Nuts and Seeds: Nuts and seeds such as almonds, walnuts, chia seeds, and flaxseeds are rich in healthy fats, protein, and fiber, which can help slow down the absorption of sugar into the bloodstream.
Legumes: Legumes such as lentils, chickpeas, black beans, and kidney beans are high in fiber and protein, which can help stabilize blood sugar levels and improve insulin sensitivity.
Greek Yogurt: Greek yogurt is high in protein and low in carbohydrates, making it a good option for managing blood sugar levels. Choose plain, unsweetened Greek yogurt to avoid added sugars.

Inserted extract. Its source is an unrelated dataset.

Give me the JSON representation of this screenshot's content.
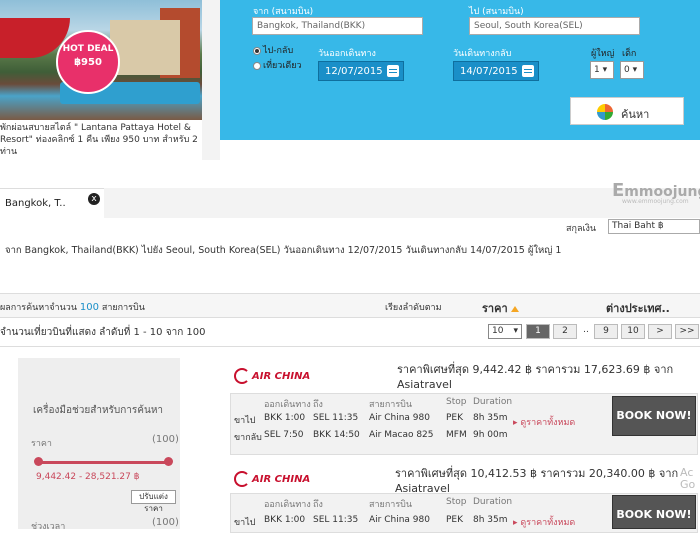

Cinnamon: Cinnamon has been shown to improve insulin sensitivity and lower blood sugar levels. Sprinkle cinnamon on oatmeal, yogurt, or add it to smoothies for added flavor and blood sugar benefits.
Chia Seeds: Chia seeds are rich in fiber and omega-3 fatty acids, which can help stabilize blood sugar levels and improve heart health. Add chia seeds to smoothies, yogurt, or oatmeal for a blood sugar-lowering boost.
Avocado: Avocado is high in healthy fats and fiber, which can help slow down digestion and stabilize blood sugar levels. Add avocado to salads, smoothies, or enjoy it on whole-grain toast for a blood sugar-friendly snack.